Walmart and the Walmart Foundation are also committing to help protect, manage or restore at least 50 million acres of land and one million square miles of ocean by 2030 to help combat the cascading loss of nature threatening the planet.

“We want to play an important role in transforming the world’s supply chains to be regenerative,” Walmart president and chief executive officer Doug McMillon said in a statement. “We face a growing crisis of climate change and nature loss and we all need to take action with urgency. For 15 years, we have been partnering to do the work and continually raising our sustainability ambitions across climate action, nature, waste and people. The commitments we’re making today not only aim to decarbonize Walmart’s global operations, they also put us on the path to becoming a regenerative company – one that works to restore, renew and replenish in addition to preserving our planet, and encourages others to do the same.”

To avoid the worst effects of climate change, the world must take immediate action to drastically reduce and remove greenhouse gas emissions, the company said.
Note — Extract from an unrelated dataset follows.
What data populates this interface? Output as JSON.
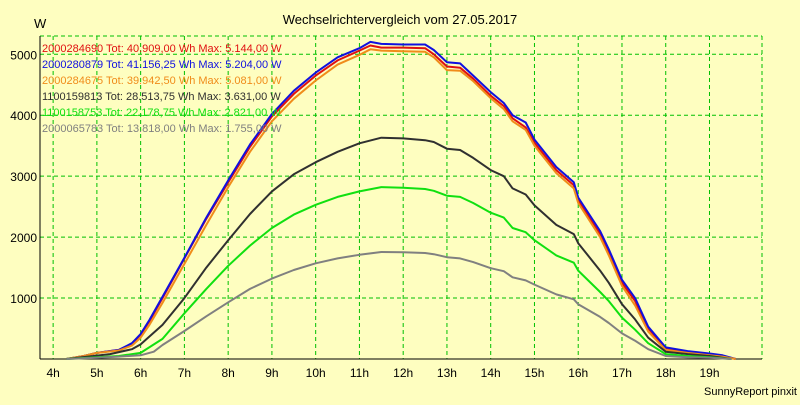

With that in mind, Walmart aims to operate with  zero emissions by 2040, without the use of carbon offsets, across its global operations by:

  • Harvesting enough wind, solar and other renewable energy sources to power its facilities with 100% renewable energy by 2035;
  • Electrifying and zeroing out emissions from all of its vehicles, including long-haul trucks, by 2040; and
  • Transitioning to low-impact refrigerants for cooling and electrified equipment for heating in its stores, clubs, and data and distribution centers by 2040.

Walmart also said that the world’s pursuit of natural resources has resulted in the degradation and loss of critical landscapes and the eradication of many species of plants and animals. The company cited studies showing that animal populations have declined by over 60% in just over 40 years and one-fifth of the Amazon’s rainforest has disappeared in just 50 years. Walmart said a regenerative approach to nature can help reverse these negative impacts and sustain critical resources for the future, while also representing a significant part of the solution to climate change.

“We must all take urgent, sustained action to reverse nature loss and emissions before we reach a tipping point from which we will not recover,” said Kathleen McLaughlin, who is executive vice president and chief sustainability officer for Walmart and president of the Walmart Foundation. “People have pushed past the earth’s natural limits. Healthy societies, resilient economies and thriving businesses rely on nature. Our vision at Walmart is to help transform food and product supply chains to be regenerative, working in harmony with nature – to protect, restore and sustainably use our natural resources.”

Recognizing the need to act now, along with the Walmart Foundation, Walmart aims to protect, manage or restore some of the world’s most critical landscapes by:

  • Continuing to support efforts to preserve at least one acre of natural habitat for every acre of land developed by the company in the U.S.;
  • Driving the adoption of regenerative agriculture practices, sustainable fisheries management and forest protection and restoration – including an expansion of Walmart’s forests policy; and
  • Investing in and working with suppliers to source from placed-based efforts that help preserve natural ecosystems and improve livelihoods.

Walmart’s official announcement of its environmental initiatives came during the opening ceremony of Climate Week NYC. The announcement also came one day before the retailer’s annual Sustainability Milestone Summit, to be held during Climate Week’s Hub Live, where the company will engage Walmart associates, suppliers, NGOs and other stakeholders to advance sustainability in the retail and consumer goods sector.